The student opens a window, looks out over the dark and otherwise quiet campus, and lets go with a full-lung scream. I can barely count to three before, from somewhere very far-away-sounding, a few people howl right back. It grows from there: At first just two or three isolated voices at a time, each echoing across the campus, then whole groups of them, until the dark quad is blanketed in primal screams. It would be eerie if it didn't sound like it might be fun. (Okay, it is still a little eerie.) People start laughing, probably at themselves. The video shuts off after two minutes, the shouts still going.

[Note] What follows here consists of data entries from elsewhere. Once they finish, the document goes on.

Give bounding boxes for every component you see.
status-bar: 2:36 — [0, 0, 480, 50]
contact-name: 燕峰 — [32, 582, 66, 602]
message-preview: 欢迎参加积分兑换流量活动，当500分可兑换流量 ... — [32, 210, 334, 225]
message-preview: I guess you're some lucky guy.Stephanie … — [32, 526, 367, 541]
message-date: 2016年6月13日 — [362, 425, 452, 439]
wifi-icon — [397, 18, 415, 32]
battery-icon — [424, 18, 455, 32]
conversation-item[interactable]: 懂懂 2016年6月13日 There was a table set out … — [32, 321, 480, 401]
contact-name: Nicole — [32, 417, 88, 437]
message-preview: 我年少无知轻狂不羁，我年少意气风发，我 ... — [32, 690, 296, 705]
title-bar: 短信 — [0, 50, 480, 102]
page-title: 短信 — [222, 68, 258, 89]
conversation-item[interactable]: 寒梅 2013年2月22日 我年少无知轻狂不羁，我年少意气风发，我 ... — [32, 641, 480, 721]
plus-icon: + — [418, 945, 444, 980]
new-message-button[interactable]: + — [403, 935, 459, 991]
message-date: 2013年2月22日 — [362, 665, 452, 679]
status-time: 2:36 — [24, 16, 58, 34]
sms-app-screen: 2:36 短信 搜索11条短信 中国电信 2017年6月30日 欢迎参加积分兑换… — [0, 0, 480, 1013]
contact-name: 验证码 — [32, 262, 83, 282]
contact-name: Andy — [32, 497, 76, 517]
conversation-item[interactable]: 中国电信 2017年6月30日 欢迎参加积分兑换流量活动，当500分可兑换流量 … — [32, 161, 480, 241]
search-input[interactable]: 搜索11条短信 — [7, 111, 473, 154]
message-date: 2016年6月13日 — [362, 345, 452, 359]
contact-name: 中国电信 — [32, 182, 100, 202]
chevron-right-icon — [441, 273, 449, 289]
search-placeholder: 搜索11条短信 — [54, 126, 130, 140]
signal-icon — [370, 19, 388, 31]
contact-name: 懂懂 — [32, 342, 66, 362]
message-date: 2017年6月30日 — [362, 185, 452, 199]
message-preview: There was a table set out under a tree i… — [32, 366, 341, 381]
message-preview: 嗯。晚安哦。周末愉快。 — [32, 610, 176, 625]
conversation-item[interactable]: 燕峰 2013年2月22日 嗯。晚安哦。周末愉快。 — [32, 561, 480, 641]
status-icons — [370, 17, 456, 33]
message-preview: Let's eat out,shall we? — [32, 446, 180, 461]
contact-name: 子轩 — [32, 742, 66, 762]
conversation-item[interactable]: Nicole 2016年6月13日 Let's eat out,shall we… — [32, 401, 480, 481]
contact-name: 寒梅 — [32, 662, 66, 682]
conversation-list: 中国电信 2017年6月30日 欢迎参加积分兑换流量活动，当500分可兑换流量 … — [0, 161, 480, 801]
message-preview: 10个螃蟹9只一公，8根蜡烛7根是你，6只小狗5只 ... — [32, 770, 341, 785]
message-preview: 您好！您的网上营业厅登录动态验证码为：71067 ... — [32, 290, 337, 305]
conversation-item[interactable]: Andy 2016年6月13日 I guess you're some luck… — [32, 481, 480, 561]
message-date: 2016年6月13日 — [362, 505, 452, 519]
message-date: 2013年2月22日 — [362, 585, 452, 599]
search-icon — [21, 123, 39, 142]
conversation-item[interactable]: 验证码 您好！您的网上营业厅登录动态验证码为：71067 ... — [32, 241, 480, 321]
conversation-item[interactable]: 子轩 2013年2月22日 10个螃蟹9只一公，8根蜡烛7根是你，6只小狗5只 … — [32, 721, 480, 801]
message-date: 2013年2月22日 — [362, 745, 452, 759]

I asked about this on Twitter and got a helpful response from, of all people, Trita Parsi, chief of the National Iranian-American Council and author of "A Single Roll of the Dice: Obama's Diplomacy With Iran." Though he cautions that his memory may be "a bit blurry," Parsi says this was a tradition when he was an undergraduate and graduate student in Sweden's university system.

"This is at the student dorms. We had a tradition of letting off steam by screaming at specific hours, usually once a week," Parsi explains. At first, he says, the screaming happened every Monday night, maybe about 6. "But it then degenerated into taking place at any time any student did the first shout," he adds. Judging by this video, that would still seem to be the case.

Parsi says he thinks the tradition began at French universities and spread from there to Sweden's. Who knows, maybe it will break into the American educational tradition?